Another way of looking at the choice is deciding whether to turn away from the overbearing burden of family expectations, or to abandon pursuit of your own fulfillment. One problem with the expectations of others is that they often overlook an individuals need for a reasonable amount of fulfillment and happiness.

Another perspective may be to ask, “do I want to pursue someone else’s agenda and fail, or pursue my own interest and succeed?” Another problem with pursuing an unhappy career is that when not happy in the job, the work itself suffers.

My two brothers and I are extremely different. If anyone of us attempted to work in the others chosen field, it would have been a disaster. Family members may have things in common, but each member is a unique individual.
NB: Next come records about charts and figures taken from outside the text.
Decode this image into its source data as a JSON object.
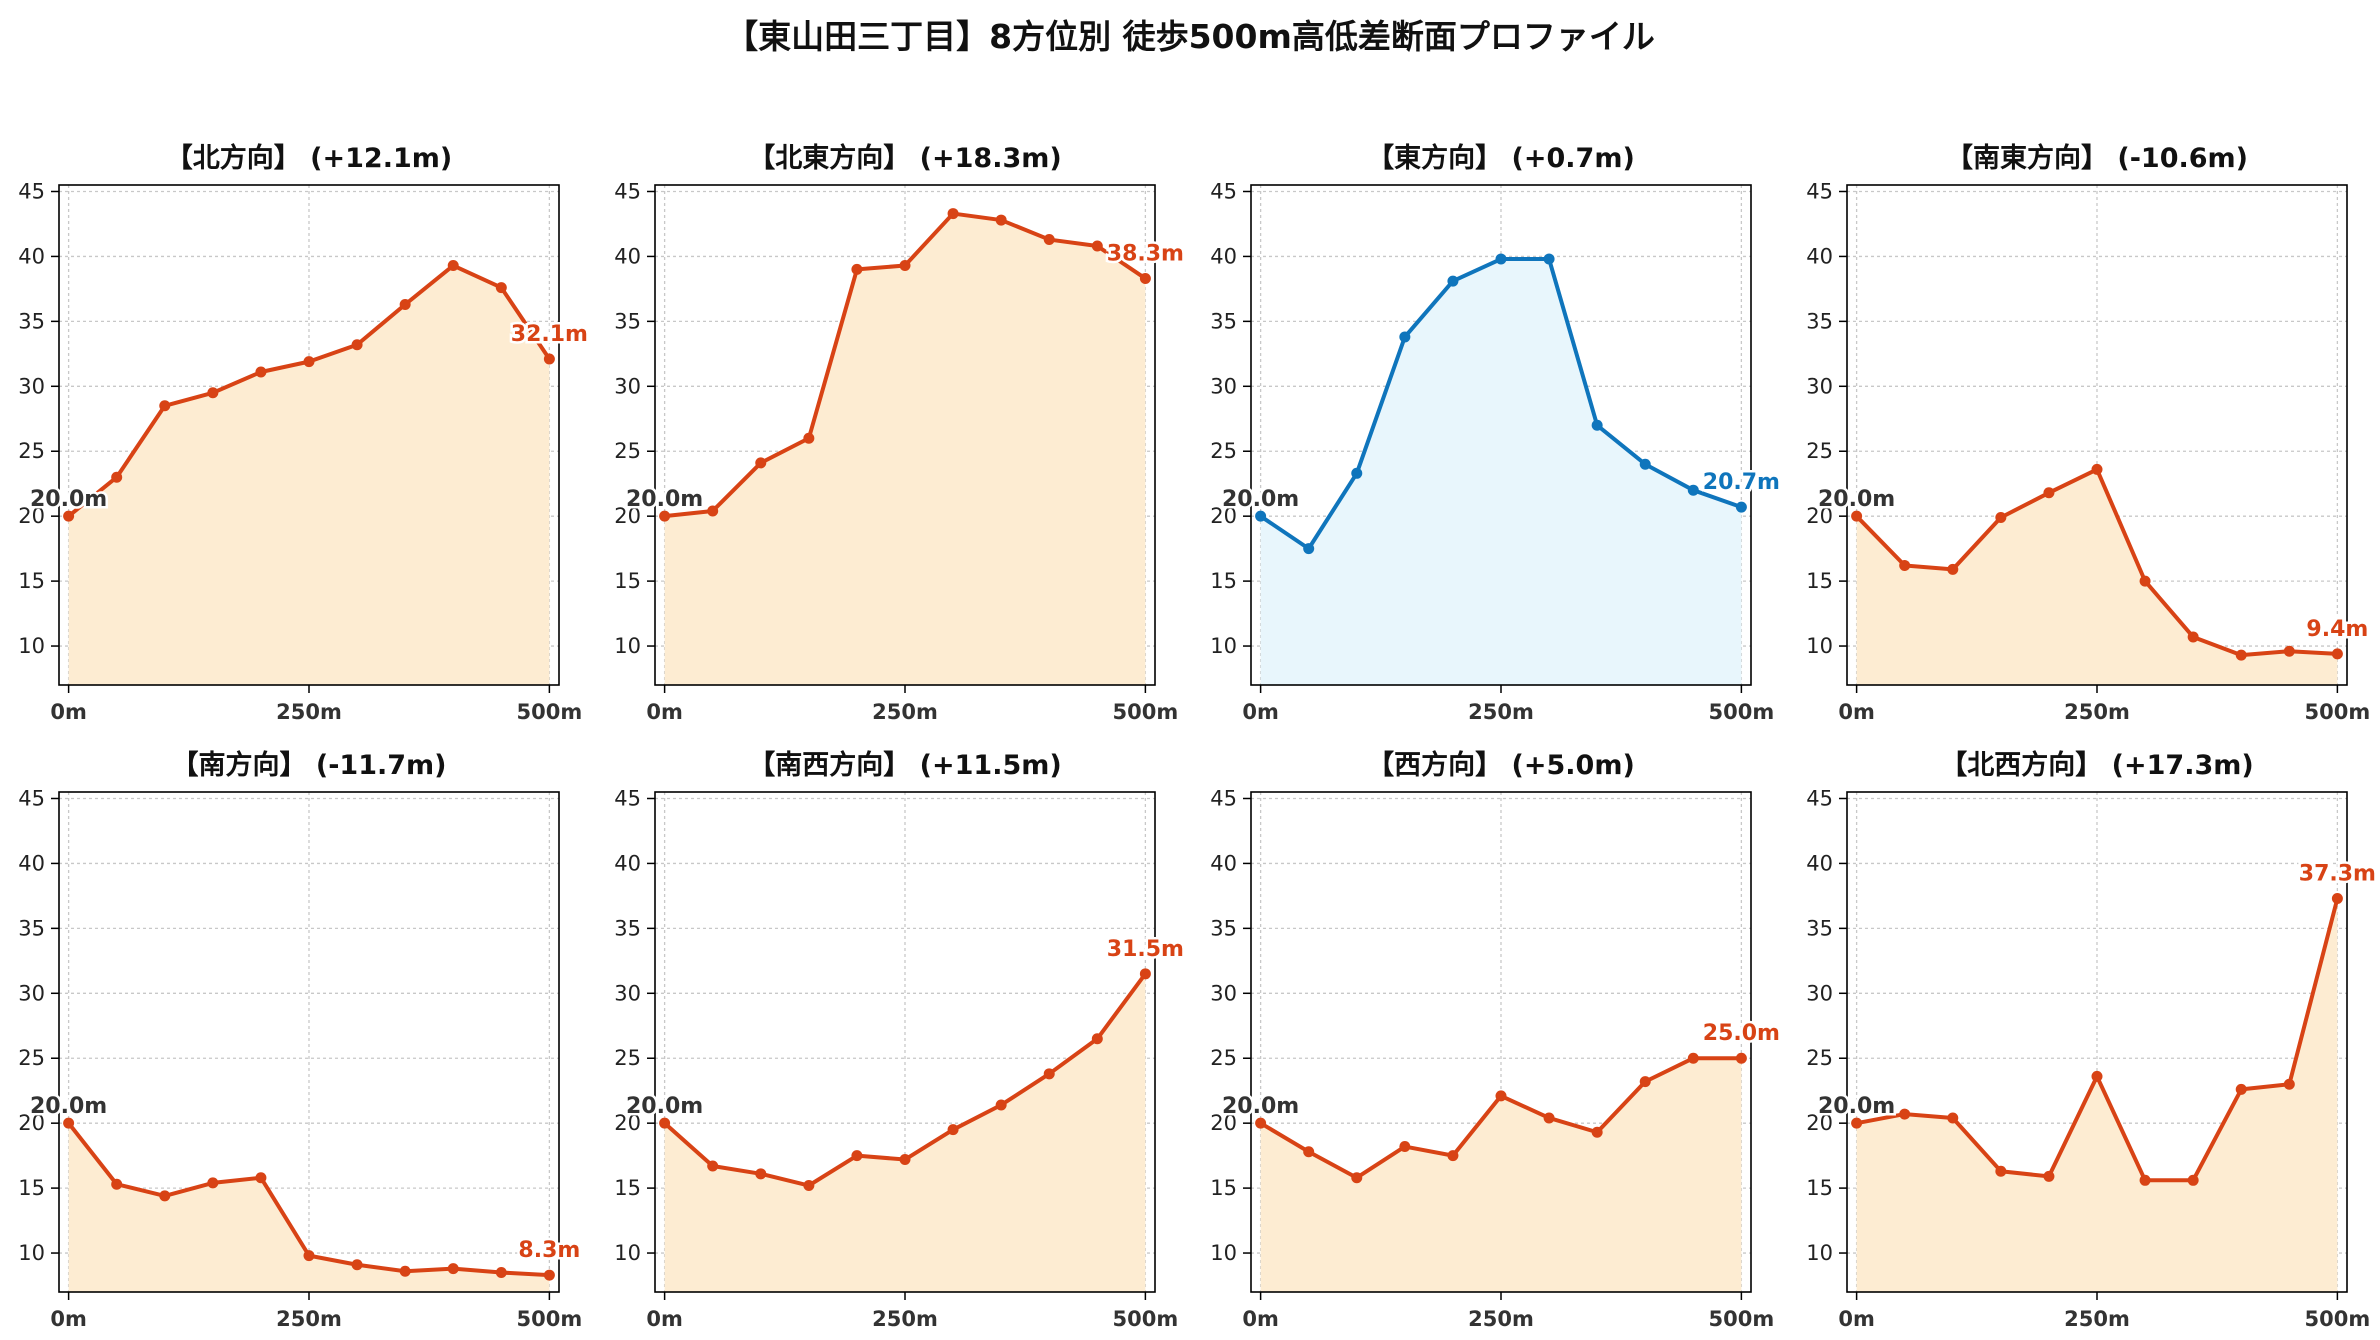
{
  "title": "【東山田三丁目】8方位別 徒歩500m高低差断面プロファイル",
  "chart_data": [
    {
      "type": "line",
      "title": "【北方向】 (+12.1m)",
      "x": [
        0,
        50,
        100,
        150,
        200,
        250,
        300,
        350,
        400,
        450,
        500
      ],
      "values": [
        20.0,
        23.0,
        28.5,
        29.5,
        31.1,
        31.9,
        33.2,
        36.3,
        39.3,
        37.6,
        32.1
      ],
      "start_label": "20.0m",
      "end_label": "32.1m",
      "color": "#d84315",
      "fill": "#fdecd2",
      "xticks": [
        "0m",
        "250m",
        "500m"
      ],
      "yticks": [
        "10",
        "15",
        "20",
        "25",
        "30",
        "35",
        "40",
        "45"
      ],
      "ylim": [
        7,
        45.5
      ],
      "xlim": [
        -10,
        510
      ],
      "grid": true
    },
    {
      "type": "line",
      "title": "【北東方向】 (+18.3m)",
      "x": [
        0,
        50,
        100,
        150,
        200,
        250,
        300,
        350,
        400,
        450,
        500
      ],
      "values": [
        20.0,
        20.4,
        24.1,
        26.0,
        39.0,
        39.3,
        43.3,
        42.8,
        41.3,
        40.8,
        38.3
      ],
      "start_label": "20.0m",
      "end_label": "38.3m",
      "color": "#d84315",
      "fill": "#fdecd2",
      "xticks": [
        "0m",
        "250m",
        "500m"
      ],
      "yticks": [
        "10",
        "15",
        "20",
        "25",
        "30",
        "35",
        "40",
        "45"
      ],
      "ylim": [
        7,
        45.5
      ],
      "xlim": [
        -10,
        510
      ],
      "grid": true
    },
    {
      "type": "line",
      "title": "【東方向】 (+0.7m)",
      "x": [
        0,
        50,
        100,
        150,
        200,
        250,
        300,
        350,
        400,
        450,
        500
      ],
      "values": [
        20.0,
        17.5,
        23.3,
        33.8,
        38.1,
        39.8,
        39.8,
        27.0,
        24.0,
        22.0,
        20.7
      ],
      "start_label": "20.0m",
      "end_label": "20.7m",
      "color": "#0f75bc",
      "fill": "#e8f6fc",
      "xticks": [
        "0m",
        "250m",
        "500m"
      ],
      "yticks": [
        "10",
        "15",
        "20",
        "25",
        "30",
        "35",
        "40",
        "45"
      ],
      "ylim": [
        7,
        45.5
      ],
      "xlim": [
        -10,
        510
      ],
      "grid": true
    },
    {
      "type": "line",
      "title": "【南東方向】 (-10.6m)",
      "x": [
        0,
        50,
        100,
        150,
        200,
        250,
        300,
        350,
        400,
        450,
        500
      ],
      "values": [
        20.0,
        16.2,
        15.9,
        19.9,
        21.8,
        23.6,
        15.0,
        10.7,
        9.3,
        9.6,
        9.4
      ],
      "start_label": "20.0m",
      "end_label": "9.4m",
      "color": "#d84315",
      "fill": "#fdecd2",
      "xticks": [
        "0m",
        "250m",
        "500m"
      ],
      "yticks": [
        "10",
        "15",
        "20",
        "25",
        "30",
        "35",
        "40",
        "45"
      ],
      "ylim": [
        7,
        45.5
      ],
      "xlim": [
        -10,
        510
      ],
      "grid": true
    },
    {
      "type": "line",
      "title": "【南方向】 (-11.7m)",
      "x": [
        0,
        50,
        100,
        150,
        200,
        250,
        300,
        350,
        400,
        450,
        500
      ],
      "values": [
        20.0,
        15.3,
        14.4,
        15.4,
        15.8,
        9.8,
        9.1,
        8.6,
        8.8,
        8.5,
        8.3
      ],
      "start_label": "20.0m",
      "end_label": "8.3m",
      "color": "#d84315",
      "fill": "#fdecd2",
      "xticks": [
        "0m",
        "250m",
        "500m"
      ],
      "yticks": [
        "10",
        "15",
        "20",
        "25",
        "30",
        "35",
        "40",
        "45"
      ],
      "ylim": [
        7,
        45.5
      ],
      "xlim": [
        -10,
        510
      ],
      "grid": true
    },
    {
      "type": "line",
      "title": "【南西方向】 (+11.5m)",
      "x": [
        0,
        50,
        100,
        150,
        200,
        250,
        300,
        350,
        400,
        450,
        500
      ],
      "values": [
        20.0,
        16.7,
        16.1,
        15.2,
        17.5,
        17.2,
        19.5,
        21.4,
        23.8,
        26.5,
        31.5
      ],
      "start_label": "20.0m",
      "end_label": "31.5m",
      "color": "#d84315",
      "fill": "#fdecd2",
      "xticks": [
        "0m",
        "250m",
        "500m"
      ],
      "yticks": [
        "10",
        "15",
        "20",
        "25",
        "30",
        "35",
        "40",
        "45"
      ],
      "ylim": [
        7,
        45.5
      ],
      "xlim": [
        -10,
        510
      ],
      "grid": true
    },
    {
      "type": "line",
      "title": "【西方向】 (+5.0m)",
      "x": [
        0,
        50,
        100,
        150,
        200,
        250,
        300,
        350,
        400,
        450,
        500
      ],
      "values": [
        20.0,
        17.8,
        15.8,
        18.2,
        17.5,
        22.1,
        20.4,
        19.3,
        23.2,
        25.0,
        25.0
      ],
      "start_label": "20.0m",
      "end_label": "25.0m",
      "color": "#d84315",
      "fill": "#fdecd2",
      "xticks": [
        "0m",
        "250m",
        "500m"
      ],
      "yticks": [
        "10",
        "15",
        "20",
        "25",
        "30",
        "35",
        "40",
        "45"
      ],
      "ylim": [
        7,
        45.5
      ],
      "xlim": [
        -10,
        510
      ],
      "grid": true
    },
    {
      "type": "line",
      "title": "【北西方向】 (+17.3m)",
      "x": [
        0,
        50,
        100,
        150,
        200,
        250,
        300,
        350,
        400,
        450,
        500
      ],
      "values": [
        20.0,
        20.7,
        20.4,
        16.3,
        15.9,
        23.6,
        15.6,
        15.6,
        22.6,
        23.0,
        37.3
      ],
      "start_label": "20.0m",
      "end_label": "37.3m",
      "color": "#d84315",
      "fill": "#fdecd2",
      "xticks": [
        "0m",
        "250m",
        "500m"
      ],
      "yticks": [
        "10",
        "15",
        "20",
        "25",
        "30",
        "35",
        "40",
        "45"
      ],
      "ylim": [
        7,
        45.5
      ],
      "xlim": [
        -10,
        510
      ],
      "grid": true
    }
  ]
}
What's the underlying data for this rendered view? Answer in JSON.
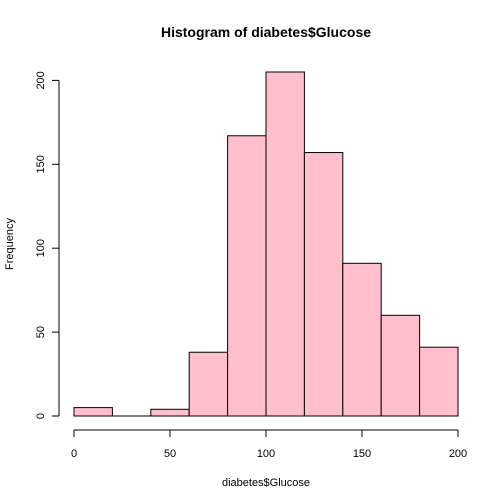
{
  "chart_data": {
    "type": "bar",
    "title": "Histogram of diabetes$Glucose",
    "xlabel": "diabetes$Glucose",
    "ylabel": "Frequency",
    "bins": [
      {
        "start": 0,
        "end": 20,
        "count": 5
      },
      {
        "start": 20,
        "end": 40,
        "count": 0
      },
      {
        "start": 40,
        "end": 60,
        "count": 4
      },
      {
        "start": 60,
        "end": 80,
        "count": 38
      },
      {
        "start": 80,
        "end": 100,
        "count": 167
      },
      {
        "start": 100,
        "end": 120,
        "count": 205
      },
      {
        "start": 120,
        "end": 140,
        "count": 157
      },
      {
        "start": 140,
        "end": 160,
        "count": 91
      },
      {
        "start": 160,
        "end": 180,
        "count": 60
      },
      {
        "start": 180,
        "end": 200,
        "count": 41
      }
    ],
    "xlim": [
      0,
      200
    ],
    "ylim": [
      0,
      205
    ],
    "x_ticks": [
      "0",
      "50",
      "100",
      "150",
      "200"
    ],
    "y_ticks": [
      "0",
      "50",
      "100",
      "150",
      "200"
    ],
    "bar_color": "#FFC0CB",
    "grid": false
  }
}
If you have siblings who are also subjected to the same parental expectations, and you choose your own career direction, they may feel similarly emboldened to choose their own careers according to their talents and interests.

As far as your family not raising quitters, would they want you to quit on yourself, and your pursuit of a career in which you can succeed?

Have you ever taken an aptitude test, or pursued career counseling? That can be a very productive first step.

Additionally, you have mentioned being stressed and having deteriorating mental health. Therefore, I hope you have some mental health or therapy services available. I think you would benefit from such services, and you may even find it more comfortable to make decisions about your future.

Please check back in and let us know how you’re doing.